Did you see this documentary? Titled, Space Shuttle Columbia: The Final Flight (CNN); CNN article link here
On our eclipse road trip I was listening to CNN on satellite radio and caught a commercial about it. Fortunately we were able to set it to record (YouTube TV, you are fast growing on me!). It’s a 4 part series that concluded last night with parts 3 and 4 back to back. Part 1 was 2 weeks ago Sunday.
To remind, the Columbia space shuttle disintegrated on re-entry on a Saturday morning, 21 years ago. The date was Saturday 01 February 2003. 7 astronauts lost their lives. 6 were Americans and 1 was Israeli, the first Israeli astronaut. The root cause of the failure occurred during the launch, 16 days prior, when a piece of polyurethane foam insulation about 2’ x 1’ x 6” thick broke off from the large external fuel tank (the ET, external tank) and struck the leading edge of the shuttle’s left wing. The strong material on that leading wing edge, RCC or reinforced carbon-carbon (wiki link here), was deemed by NASA management to be impenetrable, but on re-entry the hole in the RCC allowed hot gases to enter and destroy the shuttle from within. Investigations later disclosed that ET foam debris had caused some damage on other shuttle launches, but none had apparently damaged the RCC surfaces.
Do you remember where you were when you learned about the Columbia space shuttle disaster? I certainly do. I was on my way to work and heard about it on the radio. When I got to the office, my boss was there and I told her about it. The office was empty (being a Saturday) and she and I were the only ones in. I had a lot of work to do and I knew they were gone, beyond hope of any survivors, so I just buried my head in the work that needed to be done.

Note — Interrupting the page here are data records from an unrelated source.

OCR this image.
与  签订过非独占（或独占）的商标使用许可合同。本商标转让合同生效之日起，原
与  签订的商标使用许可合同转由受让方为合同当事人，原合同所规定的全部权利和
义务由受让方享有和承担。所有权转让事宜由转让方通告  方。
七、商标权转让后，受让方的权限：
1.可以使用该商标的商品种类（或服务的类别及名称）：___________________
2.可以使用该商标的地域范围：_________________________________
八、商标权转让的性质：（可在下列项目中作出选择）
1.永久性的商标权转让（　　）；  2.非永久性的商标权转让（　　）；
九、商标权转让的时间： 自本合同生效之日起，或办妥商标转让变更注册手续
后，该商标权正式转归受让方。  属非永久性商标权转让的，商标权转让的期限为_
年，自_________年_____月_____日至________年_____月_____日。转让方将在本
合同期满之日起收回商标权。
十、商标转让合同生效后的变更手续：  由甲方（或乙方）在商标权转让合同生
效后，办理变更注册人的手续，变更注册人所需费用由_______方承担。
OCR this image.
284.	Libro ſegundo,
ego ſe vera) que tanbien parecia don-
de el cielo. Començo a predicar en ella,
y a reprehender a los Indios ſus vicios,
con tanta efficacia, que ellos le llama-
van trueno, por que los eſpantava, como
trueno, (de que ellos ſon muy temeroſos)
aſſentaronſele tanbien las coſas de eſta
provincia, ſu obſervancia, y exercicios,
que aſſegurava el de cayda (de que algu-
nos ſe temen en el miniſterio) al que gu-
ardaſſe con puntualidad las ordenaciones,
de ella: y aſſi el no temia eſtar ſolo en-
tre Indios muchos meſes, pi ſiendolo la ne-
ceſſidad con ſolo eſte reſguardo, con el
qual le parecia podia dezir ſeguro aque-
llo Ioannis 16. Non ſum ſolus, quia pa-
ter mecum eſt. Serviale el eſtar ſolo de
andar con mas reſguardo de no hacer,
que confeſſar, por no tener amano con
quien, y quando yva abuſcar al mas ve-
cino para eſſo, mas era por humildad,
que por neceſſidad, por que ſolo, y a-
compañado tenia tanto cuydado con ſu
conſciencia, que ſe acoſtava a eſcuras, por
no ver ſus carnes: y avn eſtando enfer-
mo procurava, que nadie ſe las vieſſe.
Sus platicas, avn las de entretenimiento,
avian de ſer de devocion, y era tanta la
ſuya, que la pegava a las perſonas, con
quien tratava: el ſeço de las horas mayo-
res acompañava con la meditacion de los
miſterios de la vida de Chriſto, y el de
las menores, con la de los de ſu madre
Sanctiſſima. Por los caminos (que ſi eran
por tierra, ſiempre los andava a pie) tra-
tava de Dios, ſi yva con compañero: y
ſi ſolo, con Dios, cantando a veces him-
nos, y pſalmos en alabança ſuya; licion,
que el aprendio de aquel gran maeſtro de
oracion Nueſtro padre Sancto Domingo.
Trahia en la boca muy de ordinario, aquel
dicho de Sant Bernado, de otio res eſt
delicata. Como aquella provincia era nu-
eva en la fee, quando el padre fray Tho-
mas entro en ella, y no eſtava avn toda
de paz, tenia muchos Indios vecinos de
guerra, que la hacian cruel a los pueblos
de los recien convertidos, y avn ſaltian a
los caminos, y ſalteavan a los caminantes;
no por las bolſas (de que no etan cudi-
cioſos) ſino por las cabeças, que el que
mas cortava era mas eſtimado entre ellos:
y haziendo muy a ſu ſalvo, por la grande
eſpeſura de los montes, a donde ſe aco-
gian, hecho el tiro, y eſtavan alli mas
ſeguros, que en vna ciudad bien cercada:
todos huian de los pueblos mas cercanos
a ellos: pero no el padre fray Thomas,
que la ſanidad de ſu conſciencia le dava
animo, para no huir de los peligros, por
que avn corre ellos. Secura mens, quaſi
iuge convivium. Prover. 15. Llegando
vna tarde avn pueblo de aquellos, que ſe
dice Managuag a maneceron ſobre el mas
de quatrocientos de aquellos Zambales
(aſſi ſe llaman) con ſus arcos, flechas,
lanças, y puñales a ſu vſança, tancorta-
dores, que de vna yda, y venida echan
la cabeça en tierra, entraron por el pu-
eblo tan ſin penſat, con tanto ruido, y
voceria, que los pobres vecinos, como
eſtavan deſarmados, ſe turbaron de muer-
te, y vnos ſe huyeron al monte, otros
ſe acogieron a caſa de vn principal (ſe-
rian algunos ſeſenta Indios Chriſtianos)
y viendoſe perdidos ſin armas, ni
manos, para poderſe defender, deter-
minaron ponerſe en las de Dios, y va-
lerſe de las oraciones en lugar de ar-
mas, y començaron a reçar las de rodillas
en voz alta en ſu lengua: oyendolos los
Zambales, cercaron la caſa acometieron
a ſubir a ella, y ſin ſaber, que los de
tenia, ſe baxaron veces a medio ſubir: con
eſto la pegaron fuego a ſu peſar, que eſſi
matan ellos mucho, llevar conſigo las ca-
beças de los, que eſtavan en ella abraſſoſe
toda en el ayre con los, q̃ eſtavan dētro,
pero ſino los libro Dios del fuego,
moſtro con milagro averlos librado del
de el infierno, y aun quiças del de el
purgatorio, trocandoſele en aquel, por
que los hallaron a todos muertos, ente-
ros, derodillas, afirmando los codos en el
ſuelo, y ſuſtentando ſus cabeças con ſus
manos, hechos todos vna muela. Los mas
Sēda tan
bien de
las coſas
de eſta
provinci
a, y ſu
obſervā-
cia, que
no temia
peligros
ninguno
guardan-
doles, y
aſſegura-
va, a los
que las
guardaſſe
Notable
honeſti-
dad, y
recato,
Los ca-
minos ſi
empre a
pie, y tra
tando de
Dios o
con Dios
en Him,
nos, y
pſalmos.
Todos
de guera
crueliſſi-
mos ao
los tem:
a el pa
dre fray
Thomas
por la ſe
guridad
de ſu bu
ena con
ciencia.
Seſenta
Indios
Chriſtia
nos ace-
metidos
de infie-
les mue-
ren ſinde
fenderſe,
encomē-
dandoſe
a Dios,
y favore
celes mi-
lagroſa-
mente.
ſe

It must’ve been a crunch time at work because in those days I didn’t tune in to the disaster and investigation. I was working long days and hours. We must’ve had a major release going.
After finishing the documentary last night I found some good YouTube videos about it. If I can find the link for a particularly good one, I’ll share it here.
And I should call my brother (the Zoomie) and discuss it with him. After he got out of the Air Force he worked on space shuttle landing scenarios. I bet he researched it pretty well. I remember him getting us into the sims at JSC Houston and proving to us that the space shuttle could do a loop and a barrel roll and still land safely at Edwards AFB.
Rest in Peace, Husband, McCool, Brown, Clark, Chawla, Anderson, and Ramon.